Per la precisione 2260 immagini, ordinate in 21 tavole contrassegnate dalle lettere dell’alfabeto.
In questa dedica il Ghisi descrive la sua opera come un esercizio dell’ozio, un'attività ricreativa come lo sport, senza alcuno scopo pratico, utile soltanto per recuperare le energie e dare ristoro al corpo e allo spirito"......"che aprendolo tre volte, con facilità si può saper qual figura si sia immaginata"
Nel 1610 l’editore londinese Thomas Purfoot lo dà alle stampe in traduzione inglese con il titolo "Wits Laberyhth or, the Exercise of Idlenesse".
Infine nel 1616 il libro viene ristampato presso la tipografia di Evangelista Deuchino a Venezia con il titolo "Laberinto dato novamente in luce dal Clarissimo Signor Andrea Ghisi, nobile veneto, nel quale si vede MCCLX figure, quali sono tutte pronte al servitio con la sua obbedienza, & corrispondenza, che parlano l’una all’altra et con la terza volta infallibilmente si saprà la figura immaginata". 
La nuova edizione riporta una diversa dedica, questa volta al doge Giovanni Bembo e il Ghisi dichiara che quelle figure “sono tutte pronte al servitio con la sua obedienza et corrispondenza, che parlano l’una all’altra ”.
Un'esemplare di questa seconda edizione è posseduto dalla Biblioteca Panizzi di Reggio Emilia ed è interessante per due ragioni. 
La prima è che data la sontuosa legatura, risulterebbe essere con ogni probabilità l’esemplare offerto proprio dall’autore al Doge Giovanni Bembo, al quale l’opera è dedicata. 
La seconda, e ciò che lo rende davvero particolare, è data dal fatto che conserva, incollato tra le prime pagine, un foglio di "Dichiaratione" che svela il segreto del labirinto e ne spiega il meccanismo.
Si noti che nel titolo delle prime due edizioni, 1607 e 1610, le 1260 immagini (esattamente riportate in quella del 1616) erroneamente erano riportate come 2260.
Le tre edizioni presentano immagini leggermente diverse, ma il principio alla base del gioco è il medesimo.

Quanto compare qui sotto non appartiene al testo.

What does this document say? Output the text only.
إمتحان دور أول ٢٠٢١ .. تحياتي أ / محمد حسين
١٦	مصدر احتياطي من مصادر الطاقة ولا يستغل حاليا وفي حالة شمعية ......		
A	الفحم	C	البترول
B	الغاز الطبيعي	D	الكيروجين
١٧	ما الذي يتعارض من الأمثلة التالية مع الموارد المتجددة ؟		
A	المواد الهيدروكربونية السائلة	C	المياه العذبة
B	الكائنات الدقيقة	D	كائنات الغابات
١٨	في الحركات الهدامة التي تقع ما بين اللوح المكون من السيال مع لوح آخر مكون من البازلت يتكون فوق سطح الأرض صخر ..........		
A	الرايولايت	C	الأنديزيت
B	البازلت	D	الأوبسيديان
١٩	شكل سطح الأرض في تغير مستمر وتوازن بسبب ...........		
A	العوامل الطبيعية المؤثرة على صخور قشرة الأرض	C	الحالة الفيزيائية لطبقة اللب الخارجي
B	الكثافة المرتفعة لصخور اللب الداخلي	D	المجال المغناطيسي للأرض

Edizione del 1616 custodita nella Biblioteca Panizzi di Reggio Emilia

Poche parole e moltissime immagini, perché il suo scopo principale non è quello di raccontare una storia ma di leggere nel pensiero.
Il Laberinto è quindi una raccolta di 21 tavole, una per ciascuna lettera dell’alfabeto italiano, ognuna delle quali copre due pagine.
Ogni tavola presenta le stesse 60 immagini, mescolate in modi sempre diversi, suddivise in quattro riquadri di 15 figure ciascuno. 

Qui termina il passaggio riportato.